Life science industry analysts foresee more divestitures, deals in diagnostics & services

buy-sellLife science industry analysts at PricewaterhouseCoopers expect a strong environment for mergers and acquisitions this year, with the diagnostics and services sectors potentially seeing a resurgence of deals.

While the number of deals in the life sciences fell last year compared to 2012, those transactions were worth nearly $140 billion – 46 percent more than the previous years’ deals. Surprisingly, though, PwC says in its year-end Pharmaceutical and Life Sciences Deals Insights Quarterly report that the industry didn’t see any mega deals that were prevalent in years past.

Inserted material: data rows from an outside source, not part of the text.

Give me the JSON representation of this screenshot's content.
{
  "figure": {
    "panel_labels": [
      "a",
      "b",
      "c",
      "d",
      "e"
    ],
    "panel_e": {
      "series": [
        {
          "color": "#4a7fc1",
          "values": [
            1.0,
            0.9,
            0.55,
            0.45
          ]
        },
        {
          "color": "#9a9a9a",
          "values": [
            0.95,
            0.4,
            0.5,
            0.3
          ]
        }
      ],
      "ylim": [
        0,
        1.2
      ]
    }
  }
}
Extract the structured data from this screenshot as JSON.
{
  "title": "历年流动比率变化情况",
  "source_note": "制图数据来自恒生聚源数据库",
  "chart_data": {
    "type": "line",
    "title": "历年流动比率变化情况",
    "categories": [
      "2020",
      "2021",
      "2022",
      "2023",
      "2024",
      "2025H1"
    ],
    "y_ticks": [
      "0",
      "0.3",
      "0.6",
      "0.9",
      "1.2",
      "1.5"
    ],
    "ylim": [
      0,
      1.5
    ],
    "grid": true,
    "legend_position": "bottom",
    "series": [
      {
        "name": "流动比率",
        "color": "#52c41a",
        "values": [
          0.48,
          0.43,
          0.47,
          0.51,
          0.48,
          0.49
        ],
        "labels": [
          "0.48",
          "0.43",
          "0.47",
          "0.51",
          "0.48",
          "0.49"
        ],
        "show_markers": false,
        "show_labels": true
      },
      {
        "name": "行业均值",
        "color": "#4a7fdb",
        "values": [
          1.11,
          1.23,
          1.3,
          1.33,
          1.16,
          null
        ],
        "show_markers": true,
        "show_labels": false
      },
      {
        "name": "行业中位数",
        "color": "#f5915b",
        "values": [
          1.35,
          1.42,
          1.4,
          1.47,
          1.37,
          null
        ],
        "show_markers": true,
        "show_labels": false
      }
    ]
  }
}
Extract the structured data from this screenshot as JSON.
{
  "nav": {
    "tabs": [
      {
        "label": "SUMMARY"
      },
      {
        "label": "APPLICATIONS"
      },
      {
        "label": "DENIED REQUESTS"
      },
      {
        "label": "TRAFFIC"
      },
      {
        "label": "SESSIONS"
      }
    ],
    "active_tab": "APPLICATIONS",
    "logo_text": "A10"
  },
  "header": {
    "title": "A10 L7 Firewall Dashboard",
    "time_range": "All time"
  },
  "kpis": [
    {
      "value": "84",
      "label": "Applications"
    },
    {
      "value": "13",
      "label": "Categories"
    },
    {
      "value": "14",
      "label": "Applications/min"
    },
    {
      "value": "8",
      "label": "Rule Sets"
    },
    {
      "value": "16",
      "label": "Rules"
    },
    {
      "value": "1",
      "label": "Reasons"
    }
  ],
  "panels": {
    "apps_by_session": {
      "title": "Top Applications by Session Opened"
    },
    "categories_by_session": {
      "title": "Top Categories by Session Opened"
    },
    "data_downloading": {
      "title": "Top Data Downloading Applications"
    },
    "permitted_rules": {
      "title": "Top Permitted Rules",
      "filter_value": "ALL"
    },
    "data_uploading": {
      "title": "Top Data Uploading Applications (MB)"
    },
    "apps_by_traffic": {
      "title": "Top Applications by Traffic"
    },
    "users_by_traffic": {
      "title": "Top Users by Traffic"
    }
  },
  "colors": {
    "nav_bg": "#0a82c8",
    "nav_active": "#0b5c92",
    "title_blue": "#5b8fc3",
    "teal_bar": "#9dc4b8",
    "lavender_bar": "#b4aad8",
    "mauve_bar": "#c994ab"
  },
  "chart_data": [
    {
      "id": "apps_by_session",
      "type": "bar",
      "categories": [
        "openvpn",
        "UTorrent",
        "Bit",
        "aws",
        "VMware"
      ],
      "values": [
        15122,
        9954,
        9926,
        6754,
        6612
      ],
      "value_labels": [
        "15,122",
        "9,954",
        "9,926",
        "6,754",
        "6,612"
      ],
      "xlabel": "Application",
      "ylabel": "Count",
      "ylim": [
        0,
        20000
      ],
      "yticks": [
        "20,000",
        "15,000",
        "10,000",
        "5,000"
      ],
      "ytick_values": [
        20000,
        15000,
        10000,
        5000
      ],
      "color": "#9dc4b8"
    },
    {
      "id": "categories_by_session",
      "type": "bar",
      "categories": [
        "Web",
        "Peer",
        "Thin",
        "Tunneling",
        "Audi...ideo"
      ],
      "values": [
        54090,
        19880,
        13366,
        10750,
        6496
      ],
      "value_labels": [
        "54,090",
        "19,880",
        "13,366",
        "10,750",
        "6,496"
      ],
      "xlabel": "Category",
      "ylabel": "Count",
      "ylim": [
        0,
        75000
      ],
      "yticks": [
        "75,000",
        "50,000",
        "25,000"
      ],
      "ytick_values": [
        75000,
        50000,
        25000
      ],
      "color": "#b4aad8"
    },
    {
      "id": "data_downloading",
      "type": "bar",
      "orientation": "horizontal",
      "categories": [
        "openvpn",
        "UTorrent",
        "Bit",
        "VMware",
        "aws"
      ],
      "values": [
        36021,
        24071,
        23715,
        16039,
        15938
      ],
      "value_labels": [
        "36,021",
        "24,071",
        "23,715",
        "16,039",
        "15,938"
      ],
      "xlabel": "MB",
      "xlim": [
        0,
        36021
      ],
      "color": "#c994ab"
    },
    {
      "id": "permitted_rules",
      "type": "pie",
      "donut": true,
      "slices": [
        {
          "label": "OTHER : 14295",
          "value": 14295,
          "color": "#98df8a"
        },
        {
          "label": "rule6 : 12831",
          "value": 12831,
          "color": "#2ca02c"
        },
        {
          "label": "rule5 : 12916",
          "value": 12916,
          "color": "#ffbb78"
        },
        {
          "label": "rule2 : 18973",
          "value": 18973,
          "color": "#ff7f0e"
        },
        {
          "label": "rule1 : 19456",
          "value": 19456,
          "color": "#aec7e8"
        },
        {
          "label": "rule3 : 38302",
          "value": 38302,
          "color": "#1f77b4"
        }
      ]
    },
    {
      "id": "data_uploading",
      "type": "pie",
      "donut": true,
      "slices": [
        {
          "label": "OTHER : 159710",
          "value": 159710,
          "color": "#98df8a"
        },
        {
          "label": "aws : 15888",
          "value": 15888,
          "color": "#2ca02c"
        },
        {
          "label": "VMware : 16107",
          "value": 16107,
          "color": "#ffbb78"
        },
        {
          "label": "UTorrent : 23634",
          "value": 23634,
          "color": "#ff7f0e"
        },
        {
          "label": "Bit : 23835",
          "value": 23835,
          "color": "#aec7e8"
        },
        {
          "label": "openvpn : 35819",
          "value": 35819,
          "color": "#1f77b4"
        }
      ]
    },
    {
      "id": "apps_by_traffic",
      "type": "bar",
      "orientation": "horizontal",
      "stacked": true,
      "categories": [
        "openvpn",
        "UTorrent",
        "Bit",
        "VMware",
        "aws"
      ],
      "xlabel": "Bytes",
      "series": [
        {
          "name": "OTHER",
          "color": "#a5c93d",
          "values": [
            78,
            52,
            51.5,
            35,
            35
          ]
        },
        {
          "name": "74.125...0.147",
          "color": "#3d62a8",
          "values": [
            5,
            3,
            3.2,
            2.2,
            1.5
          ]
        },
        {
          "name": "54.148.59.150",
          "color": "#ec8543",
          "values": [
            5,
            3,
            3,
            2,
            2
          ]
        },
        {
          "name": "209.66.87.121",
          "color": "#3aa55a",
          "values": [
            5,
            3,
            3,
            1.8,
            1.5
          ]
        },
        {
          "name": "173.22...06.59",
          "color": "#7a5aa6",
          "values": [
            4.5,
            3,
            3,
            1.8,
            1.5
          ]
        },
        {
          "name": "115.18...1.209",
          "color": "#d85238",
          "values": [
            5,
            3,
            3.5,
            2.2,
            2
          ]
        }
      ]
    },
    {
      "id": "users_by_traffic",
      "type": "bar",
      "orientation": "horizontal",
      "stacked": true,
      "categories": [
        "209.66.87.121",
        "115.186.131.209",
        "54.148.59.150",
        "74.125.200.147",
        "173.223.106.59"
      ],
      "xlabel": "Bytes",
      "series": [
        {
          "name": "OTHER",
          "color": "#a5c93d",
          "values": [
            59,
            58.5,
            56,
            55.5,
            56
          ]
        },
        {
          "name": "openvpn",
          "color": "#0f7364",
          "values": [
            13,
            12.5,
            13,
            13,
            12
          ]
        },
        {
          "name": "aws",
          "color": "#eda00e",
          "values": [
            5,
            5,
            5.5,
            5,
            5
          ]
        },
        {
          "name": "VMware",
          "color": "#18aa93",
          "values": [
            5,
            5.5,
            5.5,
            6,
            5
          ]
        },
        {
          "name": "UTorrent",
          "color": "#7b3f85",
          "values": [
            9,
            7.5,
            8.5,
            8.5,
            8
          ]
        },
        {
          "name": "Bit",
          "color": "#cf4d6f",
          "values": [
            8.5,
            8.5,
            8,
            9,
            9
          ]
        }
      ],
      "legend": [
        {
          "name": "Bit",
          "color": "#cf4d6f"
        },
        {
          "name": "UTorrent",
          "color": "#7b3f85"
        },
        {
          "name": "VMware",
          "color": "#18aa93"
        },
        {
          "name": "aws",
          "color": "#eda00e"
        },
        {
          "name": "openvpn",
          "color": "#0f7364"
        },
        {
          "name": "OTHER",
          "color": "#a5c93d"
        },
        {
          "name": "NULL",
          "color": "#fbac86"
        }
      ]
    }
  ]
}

Instead, in the medical device sector companies focused on middle-market transactions to acquire new products that would complement their existing portfolios. Last year, Boston Scientific snatched up Bard EP to boost its offerings in the electrophysiology market, and Medtronic’s bid for telecom company Cardiocom conveyed its desire to offer products across the continuum of care.

Meanwhile, large pharmaceutical companies worked on rebuilding their pipelines by acquiring relatively small biopharmaceutical companies. PwC notes that they saw increasing competition from biotech companies looking to diversify their portfolios.


But they’re also focusing their portfolios – PwC counted 11 divestitures in the fourth quarter alone, and that’s already carrying over into 2014. Johnson & Johnson just sold off its in vitro diagnostics unit, and Actavis is divesting some of its generics operations in Europe.

The diagnostics and healthcare services sectors were relatively quiet throughout 2013, but PwC thinks they may make a comeback in 2014. Quest Diagnostics, for one, got the year off to a good start, announcing in January it was offering up $570 million to acquire Solstas Lab Partners Group.

“Working with clients on their M&A strategies, we’re seeing a continued focus on successful execution and (pharmaceutical and life science) companies are continuing to use earn-outs and other deal tools to bridge value gaps, share risk, and complete deals,” said Dimitri Drone, the firm’s U.S. pharmaceutical and life science deals leader.